The other reason why it's not for kids is the sex. Thankfully, gone are the rather gittish "gotta bone 'em all" card collections from the first game for every encounter Geralt has, and they're replaced by gloriously rendered nudity and what my mother refers to as a "soft focus fuck." Once again, it isn't just having assignations with whores (though you can of course do that if you want), but there's plenty of encounters, including Triss (once almost right at the start and another in an ancient bathhouse), Ves (a female soldier and Vernon Roche's number two), an elven woman who you can rescue from a burning building, Cynthia (a Nilfgaardian sorceress), and a succubus.

There are some bits that I'm not all that keen on. For a start, the dice poker makes an unwelcome return and rather than rounds of it being best of three, it's just one hand. Ergh. Attempting to beat the dice poker caused me many screams at my screen of how the Random Number God hates me. Secondly, it has almost a reverse difficulty curve - early battles when you're a low level are significantly more dangerous than later on. There's also some battles that are almost frustratingly hard and reminiscent of some of the more horrible excesses in difficulty of the Nintendo era. The draug, or war elemental, for one. He's four times your size. He has a sword the size of a tree, a shield the size of a boat, is made of weapons and fortification bits, is only really vulnerable from behind, has the ability to summon flights of arrows and trebuchet missiles down on your position, and can do a really annoying explode-and-reform move where he turns into a whirlwind of sharp things. It's just nuts. It really is. There's also a couple of quests that I find very tiresome - the Gargoyle quest in Act III for one, which involves working out a rune sequence from annoyingly obfuscated clues which describe the correct runes in manners wholly false.
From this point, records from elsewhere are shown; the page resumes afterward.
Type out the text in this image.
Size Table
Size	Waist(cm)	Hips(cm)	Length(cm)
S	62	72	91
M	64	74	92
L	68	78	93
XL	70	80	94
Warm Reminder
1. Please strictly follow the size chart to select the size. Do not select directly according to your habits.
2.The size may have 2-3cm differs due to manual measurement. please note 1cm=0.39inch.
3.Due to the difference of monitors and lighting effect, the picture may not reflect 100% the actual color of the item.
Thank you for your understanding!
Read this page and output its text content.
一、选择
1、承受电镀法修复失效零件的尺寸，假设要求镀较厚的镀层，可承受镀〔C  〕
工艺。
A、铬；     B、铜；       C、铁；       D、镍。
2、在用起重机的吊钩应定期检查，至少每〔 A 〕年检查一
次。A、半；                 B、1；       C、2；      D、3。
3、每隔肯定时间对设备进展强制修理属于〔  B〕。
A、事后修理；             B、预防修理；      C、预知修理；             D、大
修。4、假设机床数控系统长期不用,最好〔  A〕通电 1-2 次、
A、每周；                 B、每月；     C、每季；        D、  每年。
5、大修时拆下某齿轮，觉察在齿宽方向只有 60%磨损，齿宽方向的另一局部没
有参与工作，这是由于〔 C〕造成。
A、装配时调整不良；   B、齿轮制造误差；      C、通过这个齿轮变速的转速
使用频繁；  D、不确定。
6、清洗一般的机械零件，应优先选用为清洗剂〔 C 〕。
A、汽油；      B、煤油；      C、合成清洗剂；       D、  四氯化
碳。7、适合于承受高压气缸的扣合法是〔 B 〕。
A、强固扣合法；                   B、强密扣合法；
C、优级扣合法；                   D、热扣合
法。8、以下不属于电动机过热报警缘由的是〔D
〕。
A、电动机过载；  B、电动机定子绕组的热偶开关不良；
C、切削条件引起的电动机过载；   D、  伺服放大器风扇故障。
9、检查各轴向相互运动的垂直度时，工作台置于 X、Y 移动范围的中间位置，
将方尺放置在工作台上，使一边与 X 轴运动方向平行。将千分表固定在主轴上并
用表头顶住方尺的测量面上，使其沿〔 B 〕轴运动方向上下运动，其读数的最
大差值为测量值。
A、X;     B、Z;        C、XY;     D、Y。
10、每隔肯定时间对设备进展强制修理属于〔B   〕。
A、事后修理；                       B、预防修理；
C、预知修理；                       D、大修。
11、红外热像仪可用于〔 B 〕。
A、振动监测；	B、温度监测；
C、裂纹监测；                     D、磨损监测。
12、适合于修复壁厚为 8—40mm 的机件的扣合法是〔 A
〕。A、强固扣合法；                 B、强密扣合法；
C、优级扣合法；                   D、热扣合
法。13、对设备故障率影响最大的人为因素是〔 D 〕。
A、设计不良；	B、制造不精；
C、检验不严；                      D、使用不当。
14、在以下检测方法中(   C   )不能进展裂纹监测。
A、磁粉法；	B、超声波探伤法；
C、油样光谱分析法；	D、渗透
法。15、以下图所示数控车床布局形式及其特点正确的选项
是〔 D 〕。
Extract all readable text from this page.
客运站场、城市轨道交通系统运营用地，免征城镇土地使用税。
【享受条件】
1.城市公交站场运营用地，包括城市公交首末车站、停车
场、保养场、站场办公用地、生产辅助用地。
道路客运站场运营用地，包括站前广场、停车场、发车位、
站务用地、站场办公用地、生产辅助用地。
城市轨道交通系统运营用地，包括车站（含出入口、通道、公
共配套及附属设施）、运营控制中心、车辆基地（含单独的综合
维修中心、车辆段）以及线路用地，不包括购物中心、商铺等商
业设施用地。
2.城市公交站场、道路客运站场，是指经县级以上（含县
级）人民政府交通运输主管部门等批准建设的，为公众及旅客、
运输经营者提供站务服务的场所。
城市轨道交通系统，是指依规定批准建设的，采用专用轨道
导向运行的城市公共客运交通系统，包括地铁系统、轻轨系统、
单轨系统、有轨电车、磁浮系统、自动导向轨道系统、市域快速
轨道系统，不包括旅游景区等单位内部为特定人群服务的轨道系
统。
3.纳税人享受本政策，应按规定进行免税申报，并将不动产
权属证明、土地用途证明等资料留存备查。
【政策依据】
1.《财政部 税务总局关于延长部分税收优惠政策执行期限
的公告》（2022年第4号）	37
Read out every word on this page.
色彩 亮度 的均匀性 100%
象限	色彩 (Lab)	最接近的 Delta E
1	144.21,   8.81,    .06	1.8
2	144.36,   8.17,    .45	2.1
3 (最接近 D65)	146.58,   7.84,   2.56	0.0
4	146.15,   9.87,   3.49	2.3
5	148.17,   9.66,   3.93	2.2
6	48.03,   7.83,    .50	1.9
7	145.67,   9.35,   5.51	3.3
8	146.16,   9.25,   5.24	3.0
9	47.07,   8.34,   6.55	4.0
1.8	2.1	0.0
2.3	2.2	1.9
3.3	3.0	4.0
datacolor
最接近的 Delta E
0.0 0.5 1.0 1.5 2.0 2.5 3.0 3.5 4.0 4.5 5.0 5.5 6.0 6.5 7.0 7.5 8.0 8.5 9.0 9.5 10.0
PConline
That said, there are some excellent moments. The side quest where you have to convince an iron golem that it is self aware so it trips a safeguard in its construction that deactivates it should it become self aware. The sheer badassery involved in you rescuing Triss from a camp full of sinister Nilfgaardian mooks who come at you only a few at a time. The group finishing moves. Fighting the kayran (a sort of kraken thingy that lives in the river and blocks it up). And, of course, the realisation that a seemingly unimportant decision you made hours ago just came to bite you on the behind.

I'm a bit miffed by the endings - all 16 of them - because they're all a giant sequel hook, and whatever you do, the Nilfgaardians are invading. The sub-plot about how (SPOILERS) the Wild Hunt are visitors from another dimension seemed to have a bit of the X-Files about it, and to be fair why the King of the Wild Hunt has such an interest in Geralt remains to be seen. However, for that you'll need to wait for The Witcher III, which isn't likely to becoming any time soon. That, however, is because CD Projekt's next outing will be an adaptation of Cyberpunk 2020, the tabletop role-playing game, and Mike Pondsmith himself is on board with that, which is due 2014. So... 2017, maybe?

In fairness, The Witcher II isn't perfect but it's pretty damn good. Almost Torment good. If only it was a bit longer...

It's also, if you get it on GOG.com, completely DRM free. Which is a change.